Rates are rising and I am rethinking all my money decisions
Rising interest rates have caused some to rethink how they plan to spend, invest and save going forward. After many years of low interest rates, the strategies that worked well in the past, like variable mortgage rates, should be re-examined. Previously, the only way to earn a decent interest rate was to invest in financial markets and take on increased risks. Investors may soon be able to look at savings accounts, but you’ll need to shop around for the best rates. Higher rates should also lead to different investment strategies due to increased corporate earnings and the effects of rates on certain industries. For fixed income, like bonds, a shorter maturity may make more sense especially if you need to sell before they mature. After living in a near-zero rate environment, we’ll need to make adjustments for a rising rate one.
Key Takeaways:
- In a low rate environment, the only way to earn money was to invest in financial markets, which comes with added risks.

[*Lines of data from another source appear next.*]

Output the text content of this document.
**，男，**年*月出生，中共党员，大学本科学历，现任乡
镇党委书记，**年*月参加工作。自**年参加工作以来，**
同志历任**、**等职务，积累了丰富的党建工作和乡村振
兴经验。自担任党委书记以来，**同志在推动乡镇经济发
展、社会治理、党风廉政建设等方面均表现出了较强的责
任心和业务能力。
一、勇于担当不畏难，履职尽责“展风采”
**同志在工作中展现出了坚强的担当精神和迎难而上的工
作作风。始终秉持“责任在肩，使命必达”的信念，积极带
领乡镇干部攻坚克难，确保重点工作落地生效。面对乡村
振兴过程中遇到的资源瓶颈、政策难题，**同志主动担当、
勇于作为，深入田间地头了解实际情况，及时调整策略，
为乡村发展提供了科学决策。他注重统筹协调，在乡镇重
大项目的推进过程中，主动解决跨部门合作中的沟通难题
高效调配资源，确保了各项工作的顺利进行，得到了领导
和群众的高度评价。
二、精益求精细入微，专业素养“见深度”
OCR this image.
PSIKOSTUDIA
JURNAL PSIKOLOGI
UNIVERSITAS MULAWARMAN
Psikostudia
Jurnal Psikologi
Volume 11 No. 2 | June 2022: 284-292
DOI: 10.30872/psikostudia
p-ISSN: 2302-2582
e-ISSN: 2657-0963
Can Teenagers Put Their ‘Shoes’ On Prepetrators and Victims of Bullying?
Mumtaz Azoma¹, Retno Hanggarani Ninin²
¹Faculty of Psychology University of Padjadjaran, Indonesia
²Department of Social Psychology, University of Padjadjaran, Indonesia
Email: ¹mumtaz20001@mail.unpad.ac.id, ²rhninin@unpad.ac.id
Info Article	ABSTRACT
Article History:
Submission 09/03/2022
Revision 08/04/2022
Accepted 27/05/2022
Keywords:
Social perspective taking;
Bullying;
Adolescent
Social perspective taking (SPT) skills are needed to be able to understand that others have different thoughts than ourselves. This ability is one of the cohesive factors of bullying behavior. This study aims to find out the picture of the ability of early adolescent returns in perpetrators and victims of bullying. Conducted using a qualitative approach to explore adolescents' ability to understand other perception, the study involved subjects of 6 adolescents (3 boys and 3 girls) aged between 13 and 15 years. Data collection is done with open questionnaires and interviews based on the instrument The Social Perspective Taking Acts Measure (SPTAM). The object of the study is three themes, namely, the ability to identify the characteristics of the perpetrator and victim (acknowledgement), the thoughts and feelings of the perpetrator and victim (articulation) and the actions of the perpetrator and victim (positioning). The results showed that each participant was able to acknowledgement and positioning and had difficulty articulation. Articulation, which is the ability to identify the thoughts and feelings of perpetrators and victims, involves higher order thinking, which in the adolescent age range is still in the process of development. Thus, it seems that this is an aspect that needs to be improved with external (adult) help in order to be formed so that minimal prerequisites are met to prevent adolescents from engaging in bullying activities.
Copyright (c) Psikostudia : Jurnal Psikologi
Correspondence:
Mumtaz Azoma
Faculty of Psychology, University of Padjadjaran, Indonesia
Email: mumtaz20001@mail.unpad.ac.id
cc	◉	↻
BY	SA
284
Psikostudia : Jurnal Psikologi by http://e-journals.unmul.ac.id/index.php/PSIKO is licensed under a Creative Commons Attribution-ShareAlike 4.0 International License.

- Better growth tends to increase the number of jobs, improve wages and consumer confidence, but also inflation, which can lead to even higher rates.
- Rising rates can cause valuations (measured by price-to-earnings multiples) to fall, which is why sectors like utilities or real estate, which are thought of as bond substitutes, tend do poorly when rates rise.
“We’ve never been in this kind of ultra-low rate environment before, which means we’ve never been in this kind of rising rate environment, either. It’s important to remember that the reason rates are rising, not just here, but around the world, is that the global economy is improving.”